Enclosure, Knockmore, Co. Carlow
Co. Carlow |
Enclosures
On the south-eastern slopes of Knockmore in County Carlow, there is a site that exists more convincingly in a photograph taken from the air than it does in the ground beneath your feet.
A circular enclosure, the kind of boundary feature that in Ireland can signal anything from an early medieval farmstead to a prehistoric ritual space, shows up clearly on aerial imagery, its outline traced by subtle differences in soil, crop growth, or vegetation. Yet when investigators walked the terrain in July 1987, they found nothing at surface level, no earthwork, no raised bank, no trace of a boundary that the camera had seemed so certain about.
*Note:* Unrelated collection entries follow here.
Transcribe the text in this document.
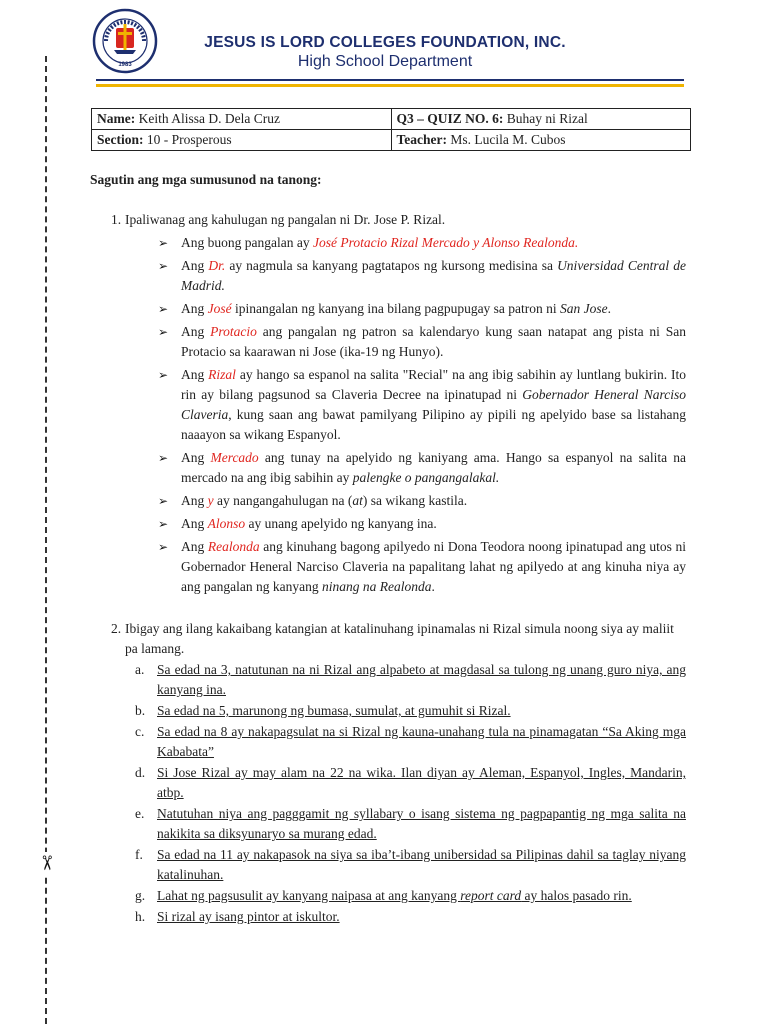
✂
1983
JESUS IS LORD COLLEGES FOUNDATION, INC.
High School Department
Name: Keith Alissa D. Dela Cruz	Q3 – QUIZ NO. 6: Buhay ni Rizal
Section: 10 - Prosperous	Teacher: Ms. Lucila M. Cubos
Sagutin ang mga sumusunod na tanong:
1. Ipaliwanag ang kahulugan ng pangalan ni Dr. Jose P. Rizal.
➢ Ang buong pangalan ay José Protacio Rizal Mercado y Alonso Realonda.
➢ Ang Dr. ay nagmula sa kanyang pagtatapos ng kursong medisina sa Universidad Central de Madrid.
➢ Ang José ipinangalan ng kanyang ina bilang pagpupugay sa patron ni San Jose.
➢ Ang Protacio ang pangalan ng patron sa kalendaryo kung saan natapat ang pista ni San Protacio sa kaarawan ni Jose (ika-19 ng Hunyo).
➢ Ang Rizal ay hango sa espanol na salita "Recial" na ang ibig sabihin ay luntlang bukirin. Ito rin ay bilang pagsunod sa Claveria Decree na ipinatupad ni Gobernador Heneral Narciso Claveria, kung saan ang bawat pamilyang Pilipino ay pipili ng apelyido base sa listahang naaayon sa wikang Espanyol.
➢ Ang Mercado ang tunay na apelyido ng kaniyang ama. Hango sa espanyol na salita na mercado na ang ibig sabihin ay palengke o pangangalakal.
➢ Ang y ay nangangahulugan na (at) sa wikang kastila.
➢ Ang Alonso ay unang apelyido ng kanyang ina.
➢ Ang Realonda ang kinuhang bagong apilyedo ni Dona Teodora noong ipinatupad ang utos ni Gobernador Heneral Narciso Claveria na papalitang lahat ng apilyedo at ang kinuha niya ay ang pangalan ng kanyang ninang na Realonda.
2. Ibigay ang ilang kakaibang katangian at katalinuhang ipinamalas ni Rizal simula noong siya ay maliit pa lamang.
a. Sa edad na 3, natutunan na ni Rizal ang alpabeto at magdasal sa tulong ng unang guro niya, ang kanyang ina.
b. Sa edad na 5, marunong ng bumasa, sumulat, at gumuhit si Rizal.
c. Sa edad na 8 ay nakapagsulat na si Rizal ng kauna-unahang tula na pinamagatan “Sa Aking mga Kababata”
d. Si Jose Rizal ay may alam na 22 na wika. Ilan diyan ay Aleman, Espanyol, Ingles, Mandarin, atbp.
e. Natutuhan niya ang pagggamit ng syllabary o isang sistema ng pagpapantig ng mga salita na nakikita sa diksyunaryo sa murang edad.
f. Sa edad na 11 ay nakapasok na siya sa iba’t-ibang unibersidad sa Pilipinas dahil sa taglay niyang katalinuhan.
g. Lahat ng pagsusulit ay kanyang naipasa at ang kanyang report card ay halos pasado rin.
h. Si rizal ay isang pintor at iskultor.
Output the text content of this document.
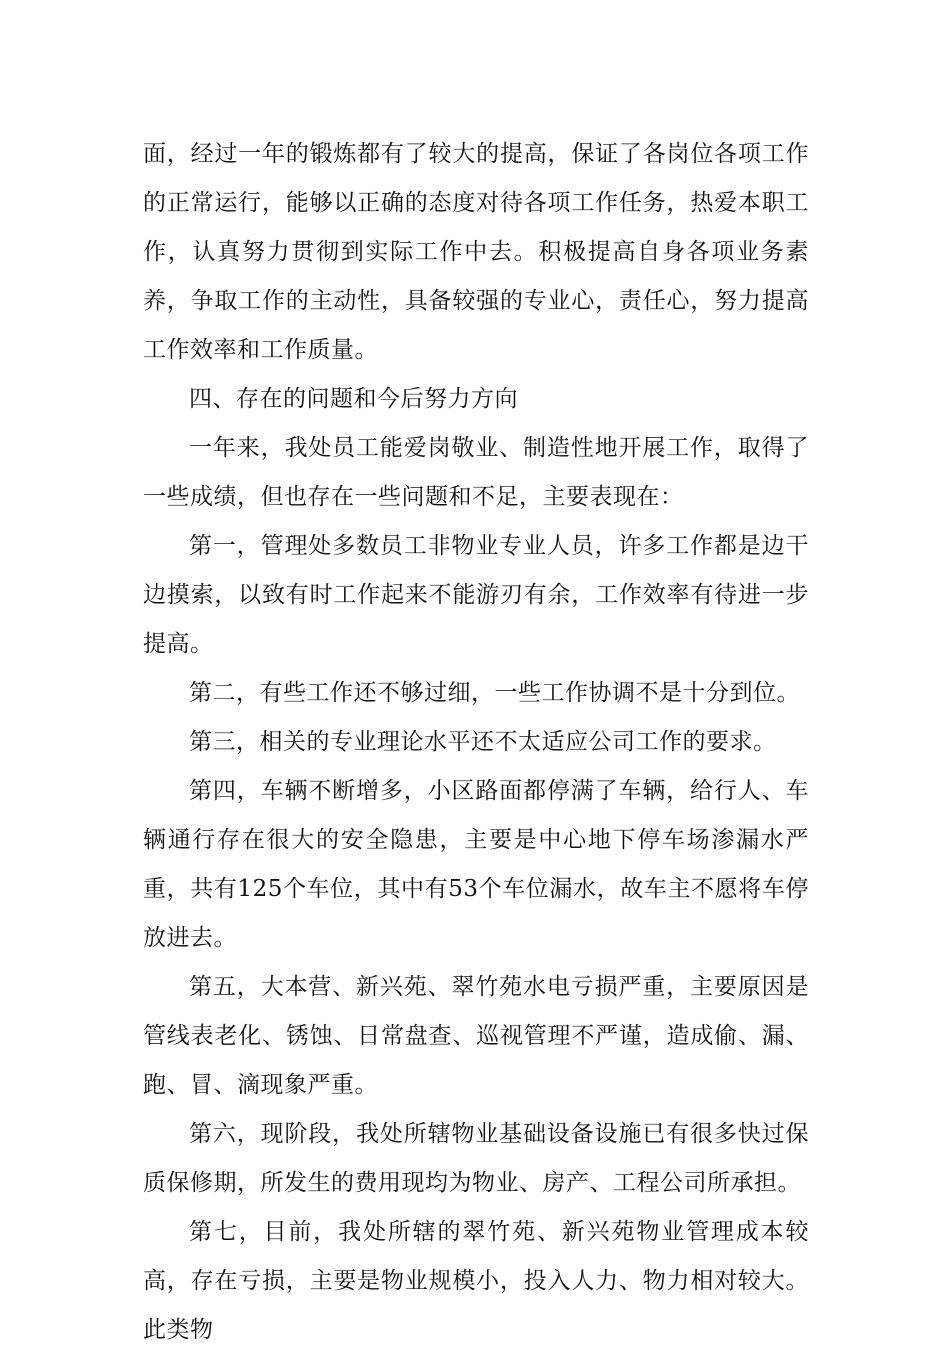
面，经过一年的锻炼都有了较大的提高，保证了各岗位各项工作的正常运行，能够以正确的态度对待各项工作任务，热爱本职工作，认真努力贯彻到实际工作中去。积极提高自身各项业务素养，争取工作的主动性，具备较强的专业心，责任心，努力提高工作效率和工作质量。

四、存在的问题和今后努力方向

一年来，我处员工能爱岗敬业、制造性地开展工作，取得了一些成绩，但也存在一些问题和不足，主要表现在：

第一，管理处多数员工非物业专业人员，许多工作都是边干边摸索，以致有时工作起来不能游刃有余，工作效率有待进一步提高。

第二，有些工作还不够过细，一些工作协调不是十分到位。

第三，相关的专业理论水平还不太适应公司工作的要求。

第四，车辆不断增多，小区路面都停满了车辆，给行人、车辆通行存在很大的安全隐患，主要是中心地下停车场渗漏水严重，共有125个车位，其中有53个车位漏水，故车主不愿将车停放进去。

第五，大本营、新兴苑、翠竹苑水电亏损严重，主要原因是管线表老化、锈蚀、日常盘查、巡视管理不严谨，造成偷、漏、跑、冒、滴现象严重。

第六，现阶段，我处所辖物业基础设备设施已有很多快过保质保修期，所发生的费用现均为物业、房产、工程公司所承担。

第七，目前，我处所辖的翠竹苑、新兴苑物业管理成本较高，存在亏损，主要是物业规模小，投入人力、物力相对较大。此类物
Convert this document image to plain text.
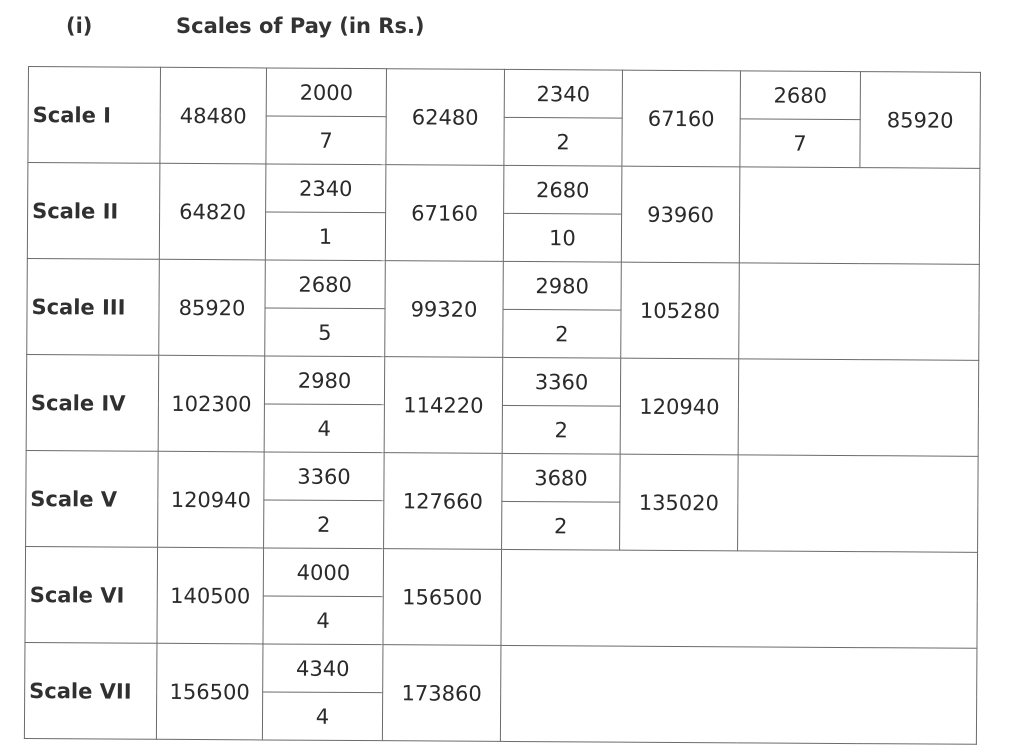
(i)	Scales of Pay (in Rs.)
Scale I	48480	2000	62480	2340	67160	2680	85920
		7		2		7	
Scale II	64820	2340	67160	2680	93960		
		1		10			
Scale III	85920	2680	99320	2980	105280		
		5		2			
Scale IV	102300	2980	114220	3360	120940		
		4		2			
Scale V	120940	3360	127660	3680	135020		
		2		2			
Scale VI	140500	4000	156500				
		4					
Scale VII	156500	4340	173860				
		4					
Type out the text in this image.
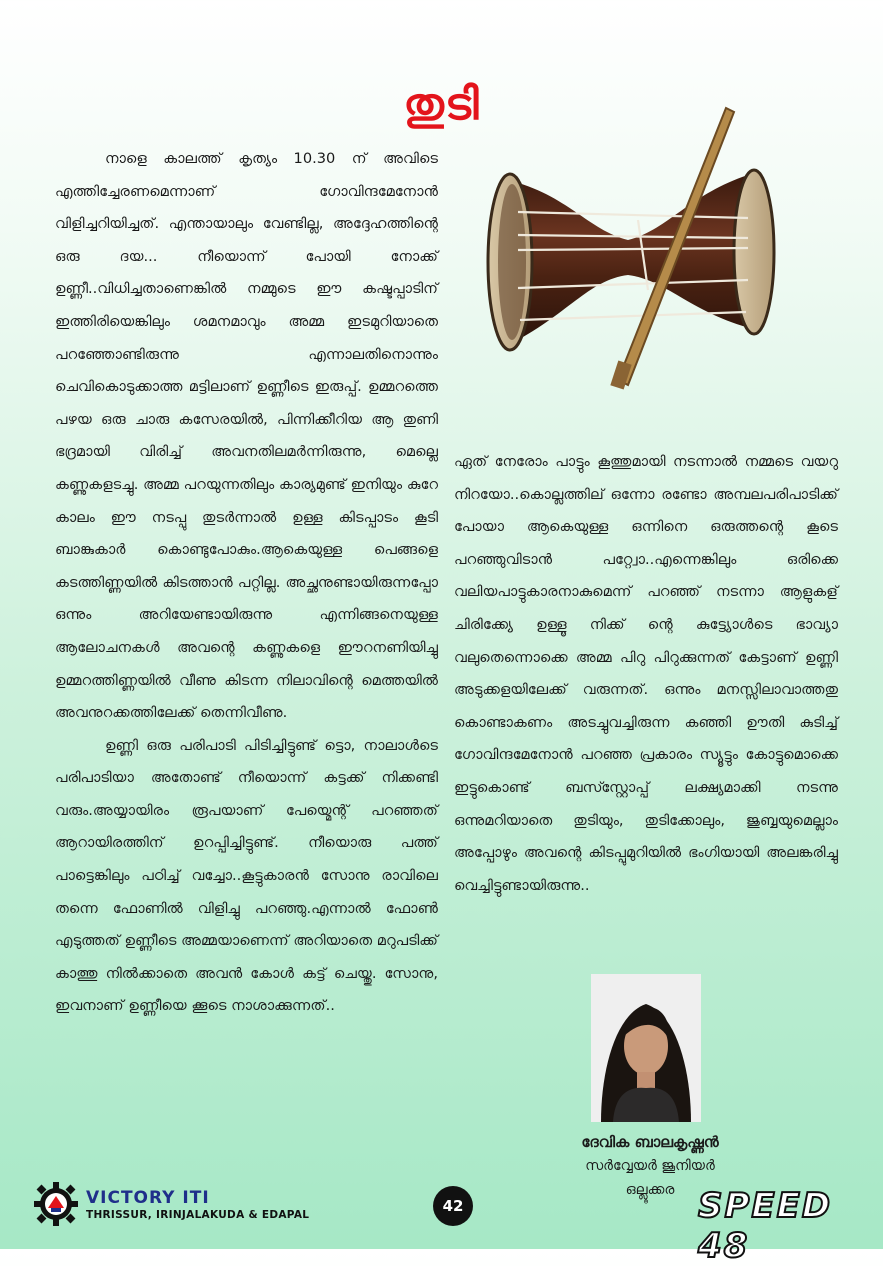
തുടി

നാളെ കാലത്ത് കൃത്യം 10.30 ന് അവിടെ എത്തിച്ചേരണമെന്നാണ് ഗോവിന്ദമേനോൻ വിളിച്ചറിയിച്ചത്. എന്തായാലും വേണ്ടില്ല, അദ്ദേഹത്തിന്റെ ഒരു ദയ... നീയൊന്ന് പോയി നോക്ക് ഉണ്ണീ..വിധിച്ചതാണെങ്കിൽ നമ്മുടെ ഈ കഷ്ടപ്പാടിന് ഇത്തിരിയെങ്കിലും ശമനമാവും അമ്മ ഇടമുറിയാതെ പറഞ്ഞോണ്ടിരുന്നു എന്നാലതിനൊന്നും ചെവികൊടുക്കാത്ത മട്ടിലാണ് ഉണ്ണീടെ ഇരുപ്പ്. ഉമ്മറത്തെ പഴയ ഒരു ചാരു കസേരയിൽ, പിന്നിക്കീറിയ ആ തുണി ഭദ്രമായി വിരിച്ച് അവനതിലമർന്നിരുന്നു, മെല്ലെ കണ്ണുകളടച്ചു. അമ്മ പറയുന്നതിലും കാര്യമുണ്ട് ഇനിയും കുറേ കാലം ഈ നടപ്പു തുടർന്നാൽ ഉള്ള കിടപ്പാടം കൂടി ബാങ്കുകാർ കൊണ്ടുപോകും.ആകെയുള്ള പെങ്ങളെ കടത്തിണ്ണയിൽ കിടത്താൻ പറ്റില്ല. അച്ഛനുണ്ടായിരുന്നപ്പോ ഒന്നും അറിയേണ്ടായിരുന്നു എന്നിങ്ങനെയുള്ള ആലോചനകൾ അവന്റെ കണ്ണുകളെ ഈറനണിയിച്ചു ഉമ്മറത്തിണ്ണയിൽ വീണു കിടന്ന നിലാവിന്റെ മെത്തയിൽ അവനുറക്കത്തിലേക്ക് തെന്നിവീണു.

ഉണ്ണി ഒരു പരിപാടി പിടിച്ചിട്ടുണ്ട് ട്ടൊ, നാലാൾടെ പരിപാടിയാ അതോണ്ട് നീയൊന്ന് കട്ടക്ക് നിക്കണ്ടി വരും.അയ്യായിരം രൂപയാണ് പേയ്മെന്റ് പറഞ്ഞത് ആറായിരത്തിന് ഉറപ്പിച്ചിട്ടുണ്ട്. നീയൊരു പത്ത് പാട്ടെങ്കിലും പഠിച്ച് വച്ചോ..കൂട്ടുകാരൻ സോനു രാവിലെ തന്നെ ഫോണിൽ വിളിച്ചു പറഞ്ഞു.എന്നാൽ ഫോൺ എടുത്തത് ഉണ്ണീടെ അമ്മയാണെന്ന് അറിയാതെ മറുപടിക്ക് കാത്തു നിൽക്കാതെ അവൻ കോൾ കട്ട് ചെയ്തു. സോനു, ഇവനാണ് ഉണ്ണീയെ ക്കൂടെ നാശാക്കുന്നത്..

ഏത് നേരോം പാട്ടും കൂത്തുമായി നടന്നാൽ നമ്മടെ വയറു നിറയോ..കൊല്ലത്തില് ഒന്നോ രണ്ടോ അമ്പലപരിപാടിക്ക് പോയാ ആകെയുള്ള ഒന്നിനെ ഒരുത്തന്റെ കൂടെ പറഞ്ഞുവിടാൻ പറ്റ്വോ..എന്നെങ്കിലും ഒരിക്കെ വലിയപാട്ടുകാരനാകുമെന്ന് പറഞ്ഞ് നടന്നാ ആളുകള് ചിരിക്ക്യേ ഉള്ളൂ നിക്ക് ന്റെ കുട്ട്യോൾടെ ഭാവ്യാ വലുതെന്നൊക്കെ അമ്മ പിറു പിറുക്കുന്നത് കേട്ടാണ് ഉണ്ണി അടുക്കളയിലേക്ക് വരുന്നത്. ഒന്നും മനസ്സിലാവാത്തതു കൊണ്ടാകണം അടച്ചുവച്ചിരുന്ന കഞ്ഞി ഊതി കുടിച്ച് ഗോവിന്ദമേനോൻ പറഞ്ഞ പ്രകാരം സ്യൂട്ടും കോട്ടുമൊക്കെ ഇട്ടുകൊണ്ട് ബസ്സ്റ്റോപ്പ് ലക്ഷ്യമാക്കി നടന്നു ഒന്നുമറിയാതെ തുടിയും, തുടിക്കോലും, ജുബ്ബയുമെല്ലാം അപ്പോഴും അവന്റെ കിടപ്പുമുറിയിൽ ഭംഗിയായി അലങ്കരിച്ചു വെച്ചിട്ടുണ്ടായിരുന്നു..

ദേവിക ബാലകൃഷ്ണൻ
സർവ്വേയർ ജൂനിയർ
ഒല്ലൂക്കര
VICTORY ITI
THRISSUR, IRINJALAKUDA & EDAPAL	42	SPEED 48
This is not as unusual as it sounds, though it remains quietly compelling. Aerial photography has long been one of archaeology's more reliable tools for detecting features that centuries of ploughing, weathering, or simple neglect have reduced below the threshold of direct observation. A buried ditch or a filled-in bank can still influence what grows above it, creating a cropmark or soilmark that the human eye at ground level cannot resolve but that becomes legible from altitude. The enclosure at Knockmore falls into this category: present enough to register on the aerial record, gone enough that the hillside gives nothing away to a visitor standing on it. What the photograph captured was effectively a ghost of a boundary, its physical substance spent but its geometry somehow preserved in the chemistry of the soil.